AFTER DUBOIS CALLS HIS OWN RACE “BLACK AND UGLY”

Crouched over the ledger where I balanced
the accounts of my beloved uncle, who rewarded
my diligence with a few shillings that I dropped
into the collection plate to impress the girls,
and who drew me to his side after I stood
nose-to-nose with this one brown boy
in the church, who like the strutting rooster,
Du Bois, could trace his bloodlines to the French,
Dutch and English—every race except the African
that stared at me in the shade of his skin
he would later lighten after falling prey
to the promises in newspaper advertisements,
“Amazing bleach works wonders overnight
so that you can be in society.” Back then,
his words stung me to tears that Uncle Ba
noticed and recalled the wisdom of our ancestors
wrapped in a proverb, “A peacock hides his feet
when people start talking about his tail,”
and dried the wetness from my chin
so that I could fold my black hands in prayer
and thank God for the African blood in my veins.

*

FROM AMY JACQUES GARVEY, CIRCA 1925

The mangroves blurred before my eyes.
The train grumbled out of Baton Rouge
as I tapped my heels against the wooden
floor of the platform and waited for my escorts
to ferry me to the sanctuary of their church.

Rubbing my finger against the barrel of the gun
you swore you’d never use, even after Tyler’s
bullet grazed your forehead, “No gun for me.
If I am to be killed, then maybe it is my destiny,”
I was greeted by a host of nervous congregants
who ushered me to the back of the waiting room,
and offered to pay for my return ticket.

“Sister, for your own protection, you best
get back on the train,” my driver advised
and a wave of chills wracked by body even more
than the story he whispered about a sister
who had been lynched the night before—how her tongue
wagged to the side of her mouth, her breasts
heaved, and then a stream of yellow trickled
down the back of her dress on to the green below.

I am not a “little Joan of Arc,” as George McGuire
likes to tease, but I mounted the pulpit like those venerable
pastors from my boarding school and preached
a gospel of freedom: “Comfort ye, comfort ye,
my people.” And when the voices of the sisters
from the Amen Corner rose in a crescendo
that spiraled up the rafters into the belfry and over
leaves of gumbo limbos dozing in the moonlight
beside the murky waters of the bayou, “Tell it, sister, tell it!
Halleujah!” I knew I wouldn’t have to use my gun that night.

***

Born in Jamaica, Geoffrey Philp has published two novels, five volumes of poetry, two short-story collections, and three children’s books.

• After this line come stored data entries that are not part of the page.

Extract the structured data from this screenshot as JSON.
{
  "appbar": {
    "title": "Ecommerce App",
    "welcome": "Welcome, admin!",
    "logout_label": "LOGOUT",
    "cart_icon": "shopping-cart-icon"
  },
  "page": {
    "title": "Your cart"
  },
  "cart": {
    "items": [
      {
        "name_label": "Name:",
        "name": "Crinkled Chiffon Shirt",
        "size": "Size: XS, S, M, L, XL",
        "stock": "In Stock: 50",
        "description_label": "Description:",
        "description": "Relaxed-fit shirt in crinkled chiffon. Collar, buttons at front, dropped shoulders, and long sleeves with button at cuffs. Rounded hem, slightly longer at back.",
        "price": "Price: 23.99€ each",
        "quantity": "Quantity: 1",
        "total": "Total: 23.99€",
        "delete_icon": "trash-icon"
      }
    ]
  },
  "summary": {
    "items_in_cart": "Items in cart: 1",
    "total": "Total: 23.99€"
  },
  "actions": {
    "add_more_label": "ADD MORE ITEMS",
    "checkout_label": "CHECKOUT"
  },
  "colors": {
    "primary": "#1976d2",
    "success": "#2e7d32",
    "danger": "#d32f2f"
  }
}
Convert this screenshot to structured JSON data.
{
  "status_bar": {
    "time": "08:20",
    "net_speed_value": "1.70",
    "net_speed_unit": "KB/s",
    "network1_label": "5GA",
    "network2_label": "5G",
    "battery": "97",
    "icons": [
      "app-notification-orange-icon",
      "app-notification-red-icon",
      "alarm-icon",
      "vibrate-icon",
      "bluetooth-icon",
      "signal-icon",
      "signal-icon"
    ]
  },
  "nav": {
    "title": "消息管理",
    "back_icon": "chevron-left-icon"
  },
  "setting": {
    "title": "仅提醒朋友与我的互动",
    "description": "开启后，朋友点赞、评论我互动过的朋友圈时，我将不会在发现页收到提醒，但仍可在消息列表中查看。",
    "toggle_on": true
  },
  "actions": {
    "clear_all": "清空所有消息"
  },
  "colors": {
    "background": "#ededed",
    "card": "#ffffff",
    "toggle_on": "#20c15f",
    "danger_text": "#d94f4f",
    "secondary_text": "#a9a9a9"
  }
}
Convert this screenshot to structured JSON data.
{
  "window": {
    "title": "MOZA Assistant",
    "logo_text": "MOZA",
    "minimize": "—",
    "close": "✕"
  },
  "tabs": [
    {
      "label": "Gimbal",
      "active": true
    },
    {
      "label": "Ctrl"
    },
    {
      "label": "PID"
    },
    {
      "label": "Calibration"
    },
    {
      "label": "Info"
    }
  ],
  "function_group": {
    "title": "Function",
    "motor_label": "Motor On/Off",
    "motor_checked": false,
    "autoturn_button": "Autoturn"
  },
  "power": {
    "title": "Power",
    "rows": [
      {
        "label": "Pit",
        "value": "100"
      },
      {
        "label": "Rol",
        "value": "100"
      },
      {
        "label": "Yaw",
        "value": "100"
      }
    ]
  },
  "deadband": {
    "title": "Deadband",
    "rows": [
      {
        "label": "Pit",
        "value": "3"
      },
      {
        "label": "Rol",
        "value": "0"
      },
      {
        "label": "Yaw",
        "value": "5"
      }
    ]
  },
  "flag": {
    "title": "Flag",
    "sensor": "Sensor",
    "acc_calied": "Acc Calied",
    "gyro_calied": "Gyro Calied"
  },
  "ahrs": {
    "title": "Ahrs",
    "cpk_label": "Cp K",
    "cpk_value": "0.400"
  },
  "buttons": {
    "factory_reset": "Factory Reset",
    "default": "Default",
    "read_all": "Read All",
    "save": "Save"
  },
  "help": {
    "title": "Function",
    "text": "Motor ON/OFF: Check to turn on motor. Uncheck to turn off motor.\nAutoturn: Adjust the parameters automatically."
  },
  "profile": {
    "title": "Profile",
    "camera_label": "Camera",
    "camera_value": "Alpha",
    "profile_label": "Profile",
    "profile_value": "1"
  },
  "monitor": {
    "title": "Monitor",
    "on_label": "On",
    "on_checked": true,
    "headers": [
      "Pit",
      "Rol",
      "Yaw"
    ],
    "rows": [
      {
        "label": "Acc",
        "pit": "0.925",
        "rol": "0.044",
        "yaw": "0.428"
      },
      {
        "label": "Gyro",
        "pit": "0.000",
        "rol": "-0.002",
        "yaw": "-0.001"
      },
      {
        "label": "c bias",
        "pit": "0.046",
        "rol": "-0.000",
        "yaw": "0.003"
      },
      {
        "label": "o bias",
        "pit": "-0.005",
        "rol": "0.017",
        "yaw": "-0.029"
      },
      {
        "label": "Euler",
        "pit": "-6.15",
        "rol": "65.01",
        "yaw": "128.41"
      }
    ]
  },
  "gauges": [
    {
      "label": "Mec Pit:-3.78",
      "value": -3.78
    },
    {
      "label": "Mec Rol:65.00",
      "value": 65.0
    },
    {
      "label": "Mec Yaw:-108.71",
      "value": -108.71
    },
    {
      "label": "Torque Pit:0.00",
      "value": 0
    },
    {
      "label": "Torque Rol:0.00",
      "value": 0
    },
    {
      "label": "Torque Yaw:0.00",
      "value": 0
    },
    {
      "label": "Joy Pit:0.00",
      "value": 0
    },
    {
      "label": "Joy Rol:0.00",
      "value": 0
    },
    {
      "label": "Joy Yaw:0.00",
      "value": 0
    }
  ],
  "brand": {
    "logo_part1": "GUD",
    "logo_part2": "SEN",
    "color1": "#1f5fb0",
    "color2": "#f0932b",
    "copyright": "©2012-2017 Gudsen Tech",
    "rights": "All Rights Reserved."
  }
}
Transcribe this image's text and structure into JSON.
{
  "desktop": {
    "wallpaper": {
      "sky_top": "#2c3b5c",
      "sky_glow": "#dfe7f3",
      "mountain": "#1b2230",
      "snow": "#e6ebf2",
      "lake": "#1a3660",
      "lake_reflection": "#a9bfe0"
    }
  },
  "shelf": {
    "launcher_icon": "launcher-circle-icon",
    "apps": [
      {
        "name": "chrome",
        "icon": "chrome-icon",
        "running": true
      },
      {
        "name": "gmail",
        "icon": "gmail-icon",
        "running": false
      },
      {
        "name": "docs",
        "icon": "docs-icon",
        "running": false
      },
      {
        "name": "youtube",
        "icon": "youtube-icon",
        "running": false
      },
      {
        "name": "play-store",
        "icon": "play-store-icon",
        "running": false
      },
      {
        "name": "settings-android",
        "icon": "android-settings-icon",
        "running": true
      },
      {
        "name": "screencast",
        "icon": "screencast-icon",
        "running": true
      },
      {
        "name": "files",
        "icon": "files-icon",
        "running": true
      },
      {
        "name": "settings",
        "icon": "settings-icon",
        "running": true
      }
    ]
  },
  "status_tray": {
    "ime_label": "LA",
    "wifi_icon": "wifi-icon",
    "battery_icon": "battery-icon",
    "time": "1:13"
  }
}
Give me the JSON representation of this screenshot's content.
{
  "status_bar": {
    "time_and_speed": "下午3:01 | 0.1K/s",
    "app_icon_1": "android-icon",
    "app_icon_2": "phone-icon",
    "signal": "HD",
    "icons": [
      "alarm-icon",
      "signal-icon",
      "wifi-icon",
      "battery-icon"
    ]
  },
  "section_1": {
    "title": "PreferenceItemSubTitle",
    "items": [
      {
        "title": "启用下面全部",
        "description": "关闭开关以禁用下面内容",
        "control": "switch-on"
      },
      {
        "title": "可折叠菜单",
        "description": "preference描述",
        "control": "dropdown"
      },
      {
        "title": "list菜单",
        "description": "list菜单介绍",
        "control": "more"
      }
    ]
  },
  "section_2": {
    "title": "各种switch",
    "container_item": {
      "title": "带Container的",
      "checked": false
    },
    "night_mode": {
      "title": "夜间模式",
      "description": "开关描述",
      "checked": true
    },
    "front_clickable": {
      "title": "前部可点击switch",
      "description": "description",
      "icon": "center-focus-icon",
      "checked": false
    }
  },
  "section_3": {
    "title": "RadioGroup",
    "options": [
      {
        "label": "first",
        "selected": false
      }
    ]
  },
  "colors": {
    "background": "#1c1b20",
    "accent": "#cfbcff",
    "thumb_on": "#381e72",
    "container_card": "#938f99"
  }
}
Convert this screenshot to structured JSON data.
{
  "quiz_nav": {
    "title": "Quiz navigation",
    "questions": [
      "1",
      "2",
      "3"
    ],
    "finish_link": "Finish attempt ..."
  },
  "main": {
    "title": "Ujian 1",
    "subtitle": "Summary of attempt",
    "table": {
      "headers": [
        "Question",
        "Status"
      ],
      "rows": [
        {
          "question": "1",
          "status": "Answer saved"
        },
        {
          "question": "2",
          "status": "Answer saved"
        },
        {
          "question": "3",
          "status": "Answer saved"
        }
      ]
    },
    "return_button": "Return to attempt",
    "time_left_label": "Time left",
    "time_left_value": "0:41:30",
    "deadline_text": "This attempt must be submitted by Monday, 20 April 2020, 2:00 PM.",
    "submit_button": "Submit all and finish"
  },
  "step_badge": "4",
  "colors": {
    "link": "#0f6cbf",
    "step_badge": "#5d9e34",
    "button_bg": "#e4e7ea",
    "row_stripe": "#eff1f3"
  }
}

His work is represented in nearly every anthology of Caribbean literature, and he is one of the few writers whose work has been published in theOxford Book of Caribbean Short Stories and Oxford Book of Caribbean Verse. He is currently working on a collection of poems, Letter from Marcus Garvey. A graduate of the University of Miami, where he earned an MA in English, Philp teaches English at the InterAmerican Campus of Miami Dade College. Philp’s latest novel is Garvey’s Ghost (Carlong Publishers), in which Jasmine, the teenaged daughter of a single Jamaican woman living in Miami, disappears. The mother’s search for her daughter takes her to her Jasmin’s college, where she and her daughter’s professor join forces to find Jasmine before it is too late.